Doch nicht nur die Seite der Stellensuchenden profitiert von den Möglichkeiten der intelligenten, digitalen Tools: Für Unternehmen bietet KI etwa die Möglichkeit, grosse Mengen an Bewerbungsunterlagen schneller zu sortieren und zu analysieren. Dabei werden Algorithmen eingesetzt, die nach bestimmten Fähigkeiten, Erfahrungen oder Qualifikationen suchen. Diese Technologie kann den Suchprozess beschleunigen und sicherstellen, dass qualifizierte Kandidat:innen schnell erkannt werden.
Die unersetzliche Rolle menschlicher Fachleute
Angesichts der beeindruckenden Fähigkeiten von KI könnte man nun annehmen, dass der Prozess von Jobsuche und Matchmaking künftig vornehmlich automatisch ablaufen wird. Es gilt aber zu bedenken, dass nicht jede für eine Stelle geeignete Person in der Lage ist, KI-optimierte Unterlagen zu erstellen. Hier ist ein geschultes Auge nötig, damit diese guten Bewerber:innen nicht durchs Raster fallen.
Und in jedem Rekrutierungsprozess gibt es Aspekte, die nicht automatisiert werden können. Recruiting-Expertinnen und -Experten wissen: Aus einem persönlichen Gespräch nuancierte Informationen zu ziehen und die Motivationen, Wünsche und Kultureignung einer Kandidatin oder eines Kandidaten zu beurteilen, ist für Algorithmen nicht möglich. Und oft sind es gerade nicht die offensichtlichen «Hard Facts», die aus einem positiven Match eine nachhaltige, tragfähige Beziehung machen. Vielmehr geht es auch um persönliche Werte, Charaktereigenschaften und Wünsche, die erst durch den Dialog ans Licht kommen.

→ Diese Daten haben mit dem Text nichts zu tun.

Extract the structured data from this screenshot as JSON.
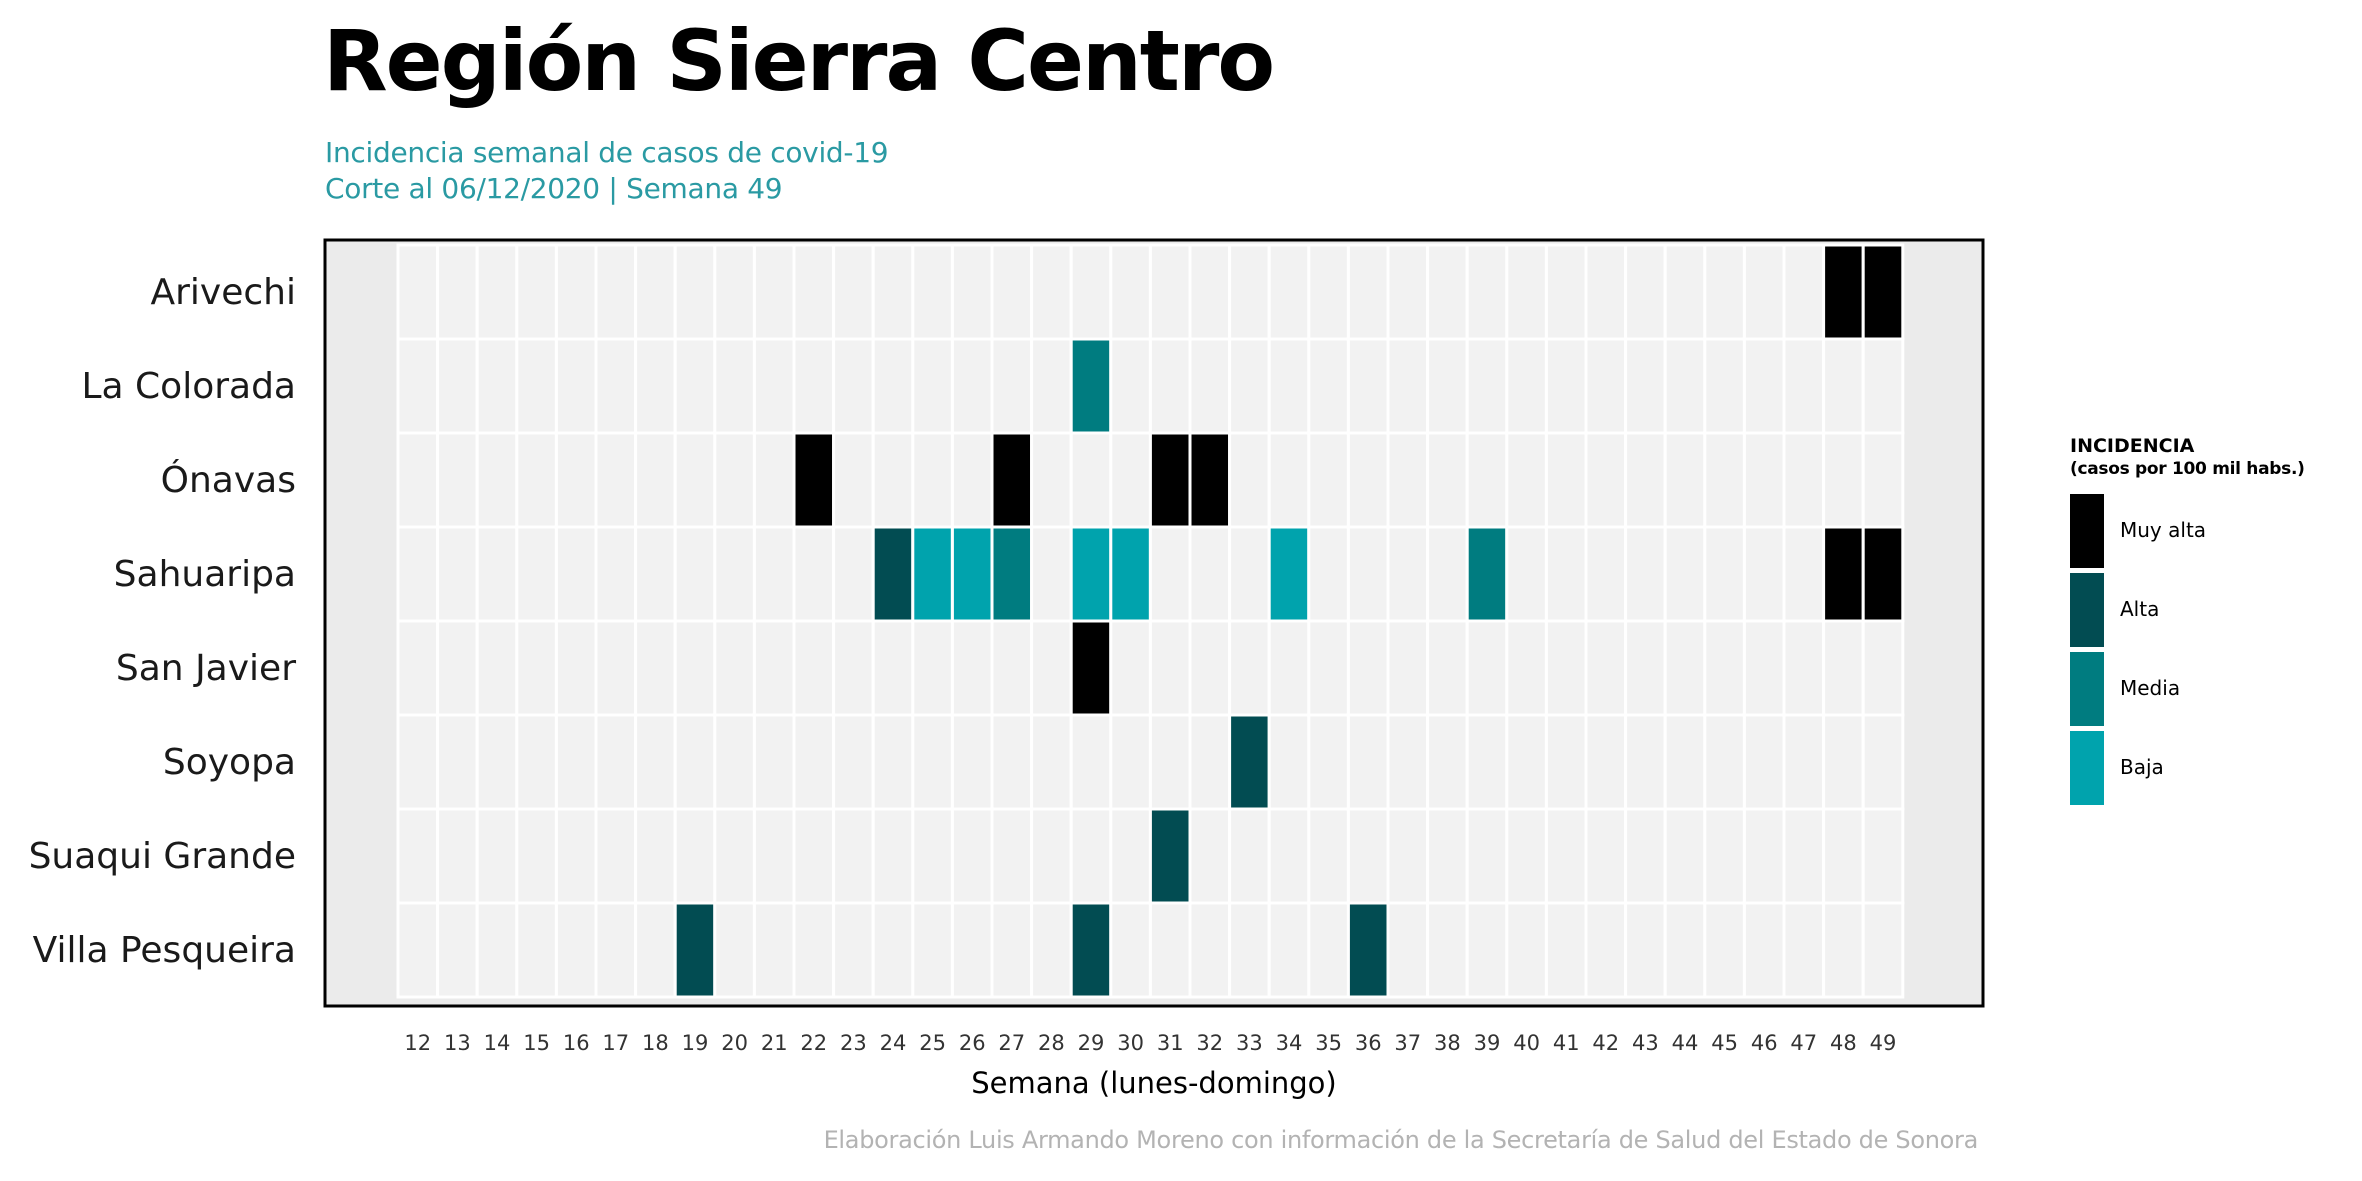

Derartige Feinheiten finden Recruitingfachleute durch direkte Kommunikation mit den Stellensuchenden heraus und können so beurteilen, was diese wirklich suchen, welche Unternehmenskultur zu ihnen passt – und wie sie sich in verschiedenen Umgebungen entwickeln könnten. Man muss sich auch bewusst sein, dass Bewerbungsunterlagen nur einen Blick in die Vergangenheit abbilden. Was aber bei der Stellenbesetzung zählt, ist die Leistungsbereitschaft, Motivation sowie die Entwicklungsmöglichkeiten für die Zukunft. Dieses Abschätzen von Potenzial beruht auf Lebenserfahrung und kann daher nicht durch Computerintelligenz erbracht werden.

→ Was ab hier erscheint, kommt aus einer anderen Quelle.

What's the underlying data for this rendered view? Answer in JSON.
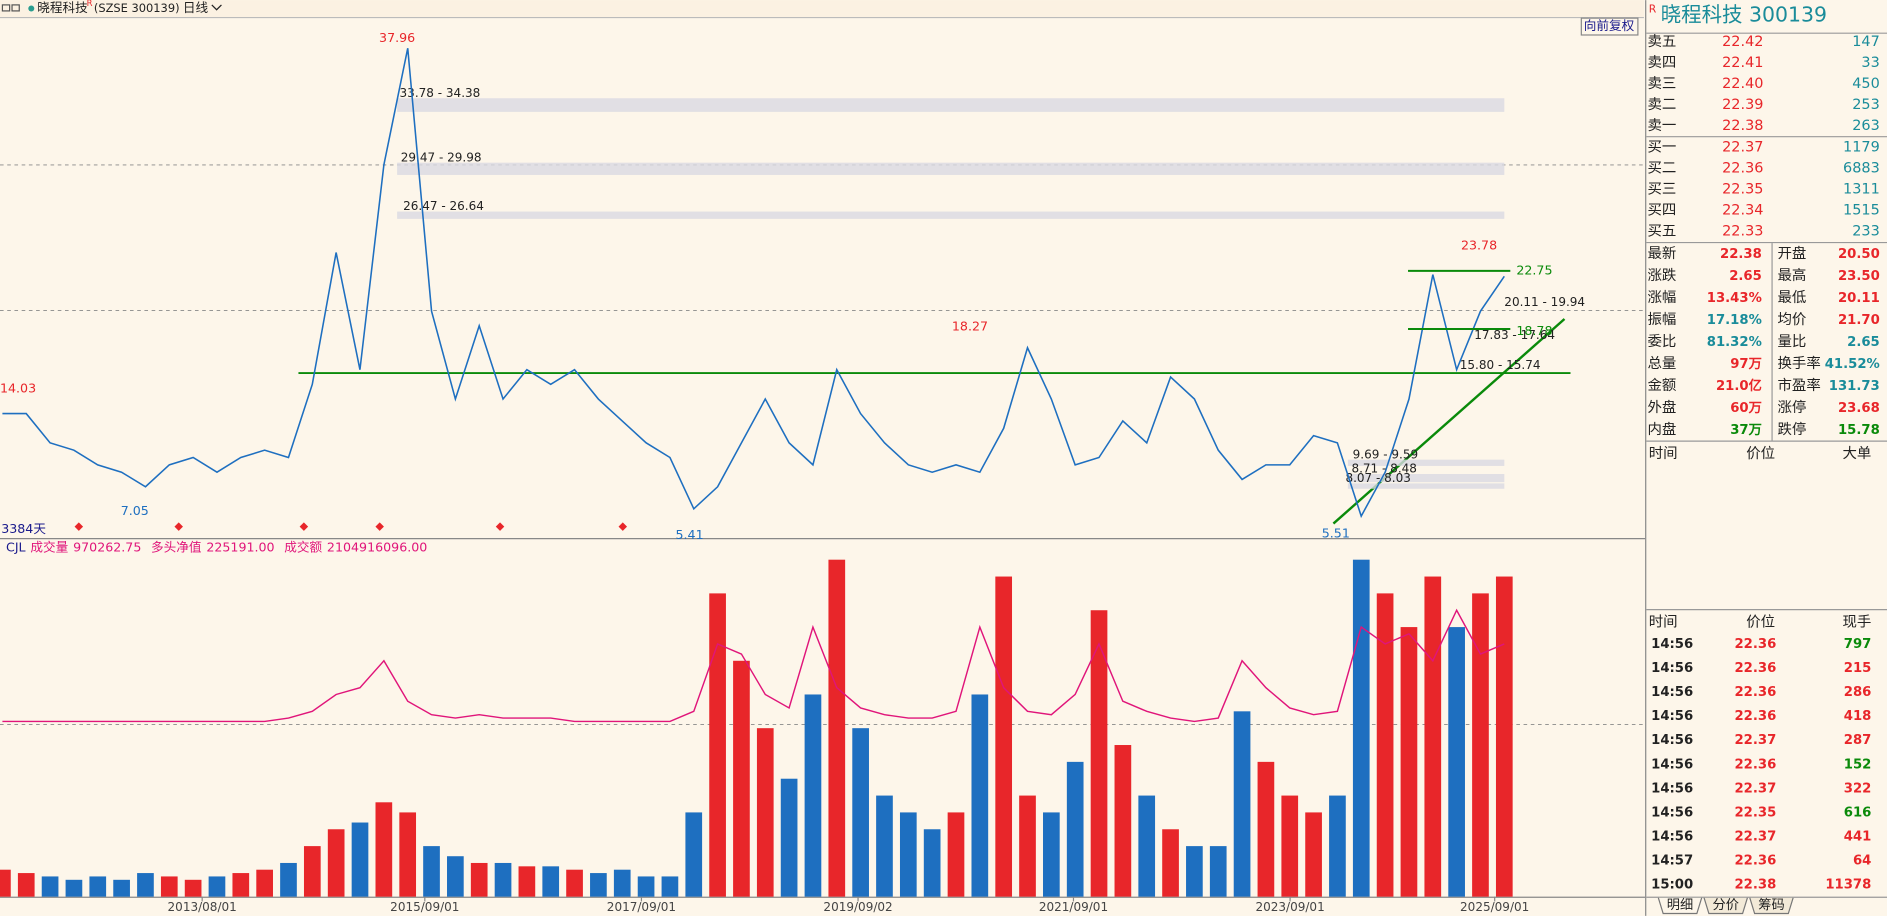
{
  "toolbar": {
    "name": "晓程科技",
    "mark": "R",
    "code": "(SZSE 300139)",
    "period": "日线",
    "adjust": "向前复权"
  },
  "chart_data": [
    {
      "type": "line",
      "color": "#1e6fc0",
      "ylim": [
        4.5,
        40.1
      ],
      "values": [
        13,
        13,
        11,
        10.5,
        9.5,
        9,
        8,
        9.5,
        10,
        9,
        10,
        10.5,
        10,
        15,
        24,
        16,
        30,
        37.96,
        20,
        14,
        19,
        14,
        16,
        15,
        16,
        14,
        12.5,
        11,
        10,
        6.5,
        8,
        11,
        14,
        11,
        9.5,
        16,
        13,
        11,
        9.5,
        9,
        9.5,
        9,
        12,
        17.5,
        14,
        9.5,
        10,
        12.5,
        11,
        15.5,
        14,
        10.5,
        8.5,
        9.5,
        9.5,
        11.5,
        11,
        6,
        9,
        14,
        22.5,
        16,
        20,
        22.38
      ],
      "annotations": [
        37.96,
        14.03,
        7.05,
        5.41,
        18.27,
        5.51,
        23.78
      ],
      "levels": [
        22.75,
        18.78
      ],
      "ranges": [
        {
          "label": "33.78 - 34.38",
          "values": [
            33.78,
            34.38
          ]
        },
        {
          "label": "29.47 - 29.98",
          "values": [
            29.47,
            29.98
          ]
        },
        {
          "label": "26.47 - 26.64",
          "values": [
            26.47,
            26.64
          ]
        },
        {
          "label": "20.11 - 19.94",
          "values": [
            20.11,
            19.94
          ]
        },
        {
          "label": "17.83 - 17.64",
          "values": [
            17.83,
            17.64
          ]
        },
        {
          "label": "15.80 - 15.74",
          "values": [
            15.8,
            15.74
          ]
        },
        {
          "label": "9.69 - 9.59",
          "values": [
            9.69,
            9.59
          ]
        },
        {
          "label": "8.71 - 8.48",
          "values": [
            8.71,
            8.48
          ]
        },
        {
          "label": "8.07 - 8.03",
          "values": [
            8.07,
            8.03
          ]
        }
      ],
      "period_label": "3384天"
    },
    {
      "type": "bar",
      "indicator": "CJL",
      "ylim": [
        0,
        100
      ],
      "series": [
        {
          "name": "成交量",
          "latest": "970262.75",
          "values": [
            8,
            7,
            6,
            5,
            6,
            5,
            7,
            6,
            5,
            6,
            7,
            8,
            10,
            15,
            20,
            22,
            28,
            25,
            15,
            12,
            10,
            10,
            9,
            9,
            8,
            7,
            8,
            6,
            6,
            25,
            90,
            70,
            50,
            35,
            60,
            100,
            50,
            30,
            25,
            20,
            25,
            60,
            95,
            30,
            25,
            40,
            85,
            45,
            30,
            20,
            15,
            15,
            55,
            40,
            30,
            25,
            30,
            100,
            90,
            80,
            95,
            80,
            90,
            95
          ]
        },
        {
          "name": "多头净值",
          "latest": "225191.00",
          "color": "#e0157a",
          "values": [
            52,
            52,
            52,
            52,
            52,
            52,
            52,
            52,
            52,
            52,
            52,
            52,
            53,
            55,
            60,
            62,
            70,
            58,
            54,
            53,
            54,
            53,
            53,
            53,
            52,
            52,
            52,
            52,
            52,
            55,
            75,
            72,
            60,
            56,
            80,
            62,
            56,
            54,
            53,
            53,
            55,
            80,
            62,
            55,
            54,
            60,
            75,
            58,
            55,
            53,
            52,
            53,
            70,
            62,
            56,
            54,
            55,
            80,
            75,
            78,
            70,
            85,
            72,
            75
          ]
        }
      ],
      "turnover": {
        "name": "成交额",
        "latest": "2104916096.00"
      },
      "xticks": [
        "2013/08/01",
        "2015/09/01",
        "2017/09/01",
        "2019/09/02",
        "2021/09/01",
        "2023/09/01",
        "2025/09/01"
      ]
    }
  ],
  "quote": {
    "title": "晓程科技  300139",
    "mark": "R",
    "orderbook": [
      [
        "卖五",
        "22.42",
        "147"
      ],
      [
        "卖四",
        "22.41",
        "33"
      ],
      [
        "卖三",
        "22.40",
        "450"
      ],
      [
        "卖二",
        "22.39",
        "253"
      ],
      [
        "卖一",
        "22.38",
        "263"
      ],
      [
        "买一",
        "22.37",
        "1179"
      ],
      [
        "买二",
        "22.36",
        "6883"
      ],
      [
        "买三",
        "22.35",
        "1311"
      ],
      [
        "买四",
        "22.34",
        "1515"
      ],
      [
        "买五",
        "22.33",
        "233"
      ]
    ],
    "stats": [
      [
        "最新",
        "22.38",
        "开盘",
        "20.50"
      ],
      [
        "涨跌",
        "2.65",
        "最高",
        "23.50"
      ],
      [
        "涨幅",
        "13.43%",
        "最低",
        "20.11"
      ],
      [
        "振幅",
        "17.18%",
        "均价",
        "21.70"
      ],
      [
        "委比",
        "81.32%",
        "量比",
        "2.65"
      ],
      [
        "总量",
        "97万",
        "换手率",
        "41.52%"
      ],
      [
        "金额",
        "21.0亿",
        "市盈率",
        "131.73"
      ],
      [
        "外盘",
        "60万",
        "涨停",
        "23.68"
      ],
      [
        "内盘",
        "37万",
        "跌停",
        "15.78"
      ]
    ],
    "big_header": [
      "时间",
      "价位",
      "大单"
    ],
    "trade_header": [
      "时间",
      "价位",
      "现手"
    ],
    "trades": [
      [
        "14:56",
        "22.36",
        "797"
      ],
      [
        "14:56",
        "22.36",
        "215"
      ],
      [
        "14:56",
        "22.36",
        "286"
      ],
      [
        "14:56",
        "22.36",
        "418"
      ],
      [
        "14:56",
        "22.37",
        "287"
      ],
      [
        "14:56",
        "22.36",
        "152"
      ],
      [
        "14:56",
        "22.37",
        "322"
      ],
      [
        "14:56",
        "22.35",
        "616"
      ],
      [
        "14:56",
        "22.37",
        "441"
      ],
      [
        "14:57",
        "22.36",
        "64"
      ],
      [
        "15:00",
        "22.38",
        "11378"
      ]
    ],
    "tabs": [
      "明细",
      "分价",
      "筹码"
    ]
  }
}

Aus den genannten Gründen sollten auch suchende Unternehmen den «Faktor Mensch» keineswegs aus ihrem Rekrutierungsprozess ausklammern. Für sie können erfahrene Personalvermittler eine wertvolle Vorselektion treffen, indem sie nicht nur die harten Fakten, sondern auch die Soft Skills sowie die Persönlichkeit einer Kandidatin oder eines Kandidaten beurteilen. Dies ist besonders wichtig in einer Zeit, in der für Erwerbstätige die Unternehmenskultur sowie das soziale Umfeld oft genauso wichtig sind wie die Aufgabe und Karrieremöglichkeiten. Dies zeigt, dass KI den Rekrutierungsprozess zwar durchaus effizienter macht und sowohl den Bewerbenden als auch Unternehmen zahlreiche Vorteile bietet, doch gleichzeitig nicht in der Lage ist, wertvolle zwischenmenschliche Fähigkeiten zu ersetzen. Künftig dürfte daher eine Kombination aus Technologie und menschlichem Fingerspitzengefühl sicherstellen, dass Unternehmen die besten Mitarbeitenden für ihre offenen Positionen finden.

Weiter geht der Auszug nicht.